To some extent, I had given up on America and the prospect that it would develop a regulatory framework that might enable Internet entrepreneurs. In my mind, other countries have been supplanting the US as the havens for Internet innovation. The midterm election, however, has reminded me that, in a democracy, there is always room for a rethink, a do-over, an opportunity for a dramatic policy shift when the national consciousness wakes up and recognizes that its policies might be leading the nation down a backward-heading path.What could this shift be?Shift Happened: How Might a Democrat-Controlled Congress Affect Media, Internet, Communications and Entertainment? Jeff Pulver, Jeff Pulver Blog, November 09, 2006
Jeff Pulver starts with the most obvious:
…the shift in power tips the balance to the Net Neutrality forces and puts the Bells on the defensive for the first time since passage of the “96 Telecom Act” as they continue their efforts to obtain video franchising relief. Perhaps this means there is a potential compromise in the works – video franchising relief for a more meaningful iteration of Net Neutrality?
He speculates that nonetheless the FCC may try to promote the telco position during the interim before January and the new Congress starts to pay attention. I wouldn’t be surprised at that at all.
I think the most significant thing he says is:
Perhaps the responsibility falls to us — the emerging entrepreneurs, innovators, and potential thought-leaders in this community — to figure out what the shifting political makeup means to the ever-morphing world of the Internet, communications, media, and entertainment.

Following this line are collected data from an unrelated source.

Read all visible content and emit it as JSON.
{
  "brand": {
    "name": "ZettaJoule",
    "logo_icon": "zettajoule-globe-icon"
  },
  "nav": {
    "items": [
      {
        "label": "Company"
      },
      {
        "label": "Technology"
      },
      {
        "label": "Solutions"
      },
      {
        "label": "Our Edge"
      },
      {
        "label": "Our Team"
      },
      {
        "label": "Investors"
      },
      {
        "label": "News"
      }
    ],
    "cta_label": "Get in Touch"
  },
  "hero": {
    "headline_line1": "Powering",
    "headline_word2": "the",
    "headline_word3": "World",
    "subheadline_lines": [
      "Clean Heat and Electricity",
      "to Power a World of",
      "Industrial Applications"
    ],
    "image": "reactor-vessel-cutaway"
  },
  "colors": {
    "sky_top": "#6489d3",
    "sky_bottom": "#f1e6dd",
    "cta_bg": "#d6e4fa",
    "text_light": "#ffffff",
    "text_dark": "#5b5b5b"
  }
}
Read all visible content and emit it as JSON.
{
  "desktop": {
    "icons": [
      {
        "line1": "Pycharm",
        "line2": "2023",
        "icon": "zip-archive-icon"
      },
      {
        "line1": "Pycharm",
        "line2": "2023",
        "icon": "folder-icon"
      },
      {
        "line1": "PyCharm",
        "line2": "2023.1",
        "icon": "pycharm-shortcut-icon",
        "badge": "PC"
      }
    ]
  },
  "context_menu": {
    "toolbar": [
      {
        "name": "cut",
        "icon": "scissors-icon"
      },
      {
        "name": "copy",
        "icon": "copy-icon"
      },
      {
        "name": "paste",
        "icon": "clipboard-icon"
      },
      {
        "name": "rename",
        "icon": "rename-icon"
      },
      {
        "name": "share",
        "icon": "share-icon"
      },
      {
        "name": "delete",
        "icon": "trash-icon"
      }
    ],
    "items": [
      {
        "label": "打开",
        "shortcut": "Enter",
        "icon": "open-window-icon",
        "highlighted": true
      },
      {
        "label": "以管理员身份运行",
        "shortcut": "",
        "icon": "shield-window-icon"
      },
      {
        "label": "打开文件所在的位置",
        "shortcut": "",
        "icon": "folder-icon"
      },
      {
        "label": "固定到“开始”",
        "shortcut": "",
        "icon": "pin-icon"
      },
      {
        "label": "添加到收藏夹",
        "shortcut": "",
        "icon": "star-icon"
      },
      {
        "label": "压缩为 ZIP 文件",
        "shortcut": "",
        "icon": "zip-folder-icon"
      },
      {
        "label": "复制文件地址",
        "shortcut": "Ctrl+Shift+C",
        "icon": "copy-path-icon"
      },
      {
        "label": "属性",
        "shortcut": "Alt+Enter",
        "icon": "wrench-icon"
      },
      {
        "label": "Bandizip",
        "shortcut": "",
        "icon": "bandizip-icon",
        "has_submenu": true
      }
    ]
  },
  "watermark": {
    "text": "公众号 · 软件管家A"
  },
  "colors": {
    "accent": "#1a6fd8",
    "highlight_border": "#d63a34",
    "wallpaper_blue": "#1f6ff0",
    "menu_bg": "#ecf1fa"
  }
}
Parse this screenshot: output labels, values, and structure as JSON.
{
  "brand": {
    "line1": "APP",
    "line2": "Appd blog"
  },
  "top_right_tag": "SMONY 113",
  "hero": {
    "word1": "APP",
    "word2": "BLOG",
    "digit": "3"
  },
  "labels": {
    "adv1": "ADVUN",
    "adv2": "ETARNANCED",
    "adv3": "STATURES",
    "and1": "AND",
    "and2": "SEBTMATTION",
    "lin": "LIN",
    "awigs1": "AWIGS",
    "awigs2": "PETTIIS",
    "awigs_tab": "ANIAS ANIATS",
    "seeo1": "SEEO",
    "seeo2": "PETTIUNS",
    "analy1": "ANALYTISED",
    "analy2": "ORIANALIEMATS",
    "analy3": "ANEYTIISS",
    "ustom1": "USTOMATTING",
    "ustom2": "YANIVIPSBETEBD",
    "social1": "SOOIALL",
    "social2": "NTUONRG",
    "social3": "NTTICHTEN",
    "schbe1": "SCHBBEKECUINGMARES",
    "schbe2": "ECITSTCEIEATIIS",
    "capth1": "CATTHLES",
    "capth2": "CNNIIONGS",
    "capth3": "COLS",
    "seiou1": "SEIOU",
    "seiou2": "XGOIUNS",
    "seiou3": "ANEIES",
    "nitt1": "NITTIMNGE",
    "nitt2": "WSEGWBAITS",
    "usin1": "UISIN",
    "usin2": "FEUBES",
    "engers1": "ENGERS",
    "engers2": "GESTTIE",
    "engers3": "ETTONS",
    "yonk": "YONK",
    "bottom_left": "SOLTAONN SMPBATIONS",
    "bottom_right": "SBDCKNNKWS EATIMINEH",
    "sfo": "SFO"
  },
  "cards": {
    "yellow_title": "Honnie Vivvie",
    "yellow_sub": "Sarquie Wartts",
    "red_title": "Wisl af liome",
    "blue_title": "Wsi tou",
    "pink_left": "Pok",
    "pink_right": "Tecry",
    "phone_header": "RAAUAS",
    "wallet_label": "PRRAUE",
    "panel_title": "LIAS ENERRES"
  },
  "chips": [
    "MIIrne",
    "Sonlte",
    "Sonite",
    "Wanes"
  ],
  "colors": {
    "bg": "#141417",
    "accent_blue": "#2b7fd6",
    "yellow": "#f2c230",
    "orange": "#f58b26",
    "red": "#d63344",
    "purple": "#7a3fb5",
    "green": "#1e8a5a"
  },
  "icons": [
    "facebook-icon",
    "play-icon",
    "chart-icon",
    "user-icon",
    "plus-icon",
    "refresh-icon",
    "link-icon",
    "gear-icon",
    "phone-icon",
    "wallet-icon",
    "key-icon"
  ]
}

Congress is almost by definition a bunch of generalists. Most of them do have professional specialities, but for most of them that’s the law. For them to make good laws and policies, they need somebody to help them with good content.
One of the first things I’d like to see would be hearings on the Hill about Japan and Korea and Finland and who knows what other countries being 10 times as fast in broadband as the U.S., with far more uptake. Who? How fast? How did they do it? What of that can the U.S. apply? What advantages does the U.S. have that those countries don’t?
Call me silly, but I think it is in the interest of the whole world, as well as of the U.S., for the U.S. to forge ahead in Internet connectivity. After all, a society is its communications.